As neurons get updated, they adjust their locations. When training, we receive the activations from the previous layer and query memory for a cluster of neurons that are similar to the current activation pattern. We can then spike the returned neurons, all without performing an exhaustive search! See this talk for much more details on how this can be achieved: Click here
The first documented idea of using hash tables for neural networks was described in this award winning talk at NIPS 2014 (9th Dec 2014, see slide 5).

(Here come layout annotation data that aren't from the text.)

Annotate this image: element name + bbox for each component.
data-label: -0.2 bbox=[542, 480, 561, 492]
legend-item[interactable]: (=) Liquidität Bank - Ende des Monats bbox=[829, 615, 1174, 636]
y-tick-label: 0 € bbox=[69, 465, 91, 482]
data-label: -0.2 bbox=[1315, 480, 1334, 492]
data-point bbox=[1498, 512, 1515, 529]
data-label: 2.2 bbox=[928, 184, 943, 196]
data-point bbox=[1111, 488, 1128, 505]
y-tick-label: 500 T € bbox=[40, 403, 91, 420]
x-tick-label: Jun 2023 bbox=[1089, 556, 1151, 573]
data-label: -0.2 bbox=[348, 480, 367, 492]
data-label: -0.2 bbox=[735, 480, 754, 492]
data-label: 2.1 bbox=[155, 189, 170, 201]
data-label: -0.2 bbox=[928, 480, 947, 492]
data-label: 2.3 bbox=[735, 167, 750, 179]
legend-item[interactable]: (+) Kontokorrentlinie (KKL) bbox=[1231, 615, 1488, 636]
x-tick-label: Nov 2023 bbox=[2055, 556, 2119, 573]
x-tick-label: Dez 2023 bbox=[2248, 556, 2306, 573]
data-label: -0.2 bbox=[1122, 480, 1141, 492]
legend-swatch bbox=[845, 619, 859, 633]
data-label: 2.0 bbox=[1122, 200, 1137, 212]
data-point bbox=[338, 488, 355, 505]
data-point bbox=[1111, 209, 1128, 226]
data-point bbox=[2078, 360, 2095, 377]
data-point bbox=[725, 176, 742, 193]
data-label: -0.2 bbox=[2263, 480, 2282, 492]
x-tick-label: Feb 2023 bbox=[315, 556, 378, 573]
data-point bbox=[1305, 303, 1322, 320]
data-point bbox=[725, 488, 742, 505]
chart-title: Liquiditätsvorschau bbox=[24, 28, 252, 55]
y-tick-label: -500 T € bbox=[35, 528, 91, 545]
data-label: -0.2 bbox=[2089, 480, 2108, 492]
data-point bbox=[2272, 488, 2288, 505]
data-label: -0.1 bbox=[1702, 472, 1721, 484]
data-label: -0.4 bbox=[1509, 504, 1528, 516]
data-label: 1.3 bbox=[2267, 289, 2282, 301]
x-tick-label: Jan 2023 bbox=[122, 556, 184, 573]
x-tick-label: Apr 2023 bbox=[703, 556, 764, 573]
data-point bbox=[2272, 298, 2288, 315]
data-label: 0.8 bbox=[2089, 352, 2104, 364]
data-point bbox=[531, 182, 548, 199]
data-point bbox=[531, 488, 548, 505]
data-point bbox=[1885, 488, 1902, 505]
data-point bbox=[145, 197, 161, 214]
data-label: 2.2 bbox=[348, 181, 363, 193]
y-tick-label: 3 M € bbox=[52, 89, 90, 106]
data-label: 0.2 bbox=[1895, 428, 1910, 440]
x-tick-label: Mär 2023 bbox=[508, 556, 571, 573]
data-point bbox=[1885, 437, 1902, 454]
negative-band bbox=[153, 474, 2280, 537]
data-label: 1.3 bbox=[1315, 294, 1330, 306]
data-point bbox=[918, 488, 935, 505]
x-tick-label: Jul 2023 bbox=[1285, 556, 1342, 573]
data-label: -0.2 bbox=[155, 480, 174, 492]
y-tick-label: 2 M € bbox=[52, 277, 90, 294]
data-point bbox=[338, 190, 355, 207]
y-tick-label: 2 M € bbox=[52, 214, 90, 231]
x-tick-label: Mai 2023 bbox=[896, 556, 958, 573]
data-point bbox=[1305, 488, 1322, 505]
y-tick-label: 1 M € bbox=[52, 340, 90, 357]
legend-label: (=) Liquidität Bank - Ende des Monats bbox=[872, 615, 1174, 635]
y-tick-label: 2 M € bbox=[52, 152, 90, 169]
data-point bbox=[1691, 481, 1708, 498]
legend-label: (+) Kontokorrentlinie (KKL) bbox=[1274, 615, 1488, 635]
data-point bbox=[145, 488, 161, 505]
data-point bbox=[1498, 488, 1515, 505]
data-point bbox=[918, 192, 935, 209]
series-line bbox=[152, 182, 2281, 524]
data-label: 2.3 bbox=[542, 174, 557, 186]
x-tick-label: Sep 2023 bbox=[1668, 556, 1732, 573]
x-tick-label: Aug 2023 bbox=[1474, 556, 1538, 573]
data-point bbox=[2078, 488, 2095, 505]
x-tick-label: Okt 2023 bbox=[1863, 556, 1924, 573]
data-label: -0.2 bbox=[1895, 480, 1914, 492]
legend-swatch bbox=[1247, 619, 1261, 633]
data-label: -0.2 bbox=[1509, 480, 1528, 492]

The real difference: performant associative memory versus expensive similarity search

Even with more advanced memory-based frameworks, most information retrieval algorithms for retrieving similar neurons simply have too much overhead compared to optimized dense matrix multiplication algorithms. For every sample and for every layer, a sparse coding algorithm must query the neuron similarity index and return a list of neurons to spike, a performance cost that quickly adds up. At ThirdAI, we’ve built an efficient associative memory step that makes our neural networks faster than the state of the art.

Instead of regular memory access followed by many arithmetic operations, our BOLT Engine manipulates how parameters of the neural network are organized and accessed in memory. We can get away with just a small number of arithmetic operations (in the form of hash computations), followed by a few irregular memory accesses, followed by a tiny amount of machine learning arithmetic. As a result, we use orders of magnitude lower FLOPS on a standard CPU to achieve the same accuracy as traditional algorithms on a GPU. We’d love for you to try our techniques out, and experience for yourself the miraculous efficiency of sparse coding. After all, you’re already using it in your brain to read this right now.